Transport Secretary Grant Shapps said they were working to ensure the "best systems are in place" at the border. The government has also given itself powers to build temporary lorry parks in England without local approval.
Rod McKenzie, from the Road Haulage Association, said the government should "act now before it's too late". He told BBC News: "It is a real case of the government sleepwalking to a disaster with the border preparations that we have, whether it is a deal or no-deal Brexit at the end of December. The supply chain on which we are all dependent to get the things we need could be disrupted and there is a lack of government focus and action on this."

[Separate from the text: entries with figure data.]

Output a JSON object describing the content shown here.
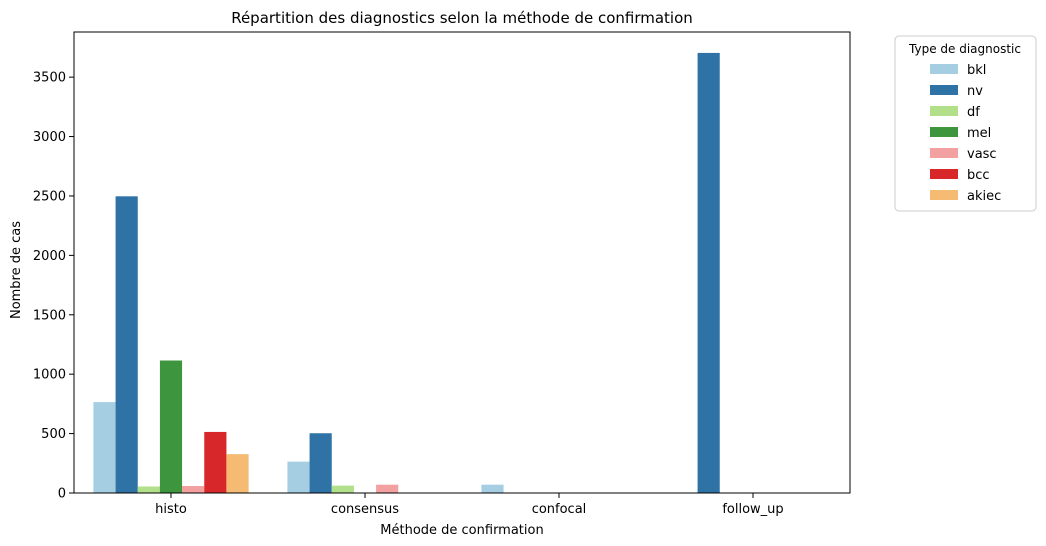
{
  "chart_data": {
    "type": "bar",
    "title": "Répartition des diagnostics selon la méthode de confirmation",
    "xlabel": "Méthode de confirmation",
    "ylabel": "Nombre de cas",
    "categories": [
      "histo",
      "consensus",
      "confocal",
      "follow_up"
    ],
    "ylim": [
      0,
      3880
    ],
    "yticks": [
      0,
      500,
      1000,
      1500,
      2000,
      2500,
      3000,
      3500
    ],
    "ytick_labels": [
      "0",
      "500",
      "1000",
      "1500",
      "2000",
      "2500",
      "3000",
      "3500"
    ],
    "legend_title": "Type de diagnostic",
    "legend_position": "outside upper right",
    "grid": false,
    "series": [
      {
        "name": "bkl",
        "color": "#a6cee3",
        "values": [
          765,
          264,
          70,
          0
        ]
      },
      {
        "name": "nv",
        "color": "#2e72a6",
        "values": [
          2497,
          503,
          0,
          3704
        ]
      },
      {
        "name": "df",
        "color": "#b2df8a",
        "values": [
          55,
          62,
          0,
          0
        ]
      },
      {
        "name": "mel",
        "color": "#3d963d",
        "values": [
          1115,
          0,
          0,
          0
        ]
      },
      {
        "name": "vasc",
        "color": "#f2a0a0",
        "values": [
          59,
          70,
          0,
          0
        ]
      },
      {
        "name": "bcc",
        "color": "#d7272a",
        "values": [
          514,
          0,
          0,
          0
        ]
      },
      {
        "name": "akiec",
        "color": "#f5bb72",
        "values": [
          327,
          0,
          0,
          0
        ]
      }
    ]
  }
}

He added: "When we are trying to emerge from the crisis of covid, if we then plunge straight into a Brexit-related crisis, that will be a really difficult moment and we need real pace. The difference here is between a disaster area and a disaster area with rocket boosters on."
The UK left the European Union on 31 January, but a transition period - where the UK continues to follow some of the bloc's rules - remains in place until 31 December while the two sides negotiate a trade agreement. However, trade talks have been taking place since March and both sides have complained of little progress being made. If a deal is not agreed and ratified by parliaments by the end of the year, the UK will go into 2021 trading with the bloc on World Trade Organization rules, which critics fear cause issues at the border.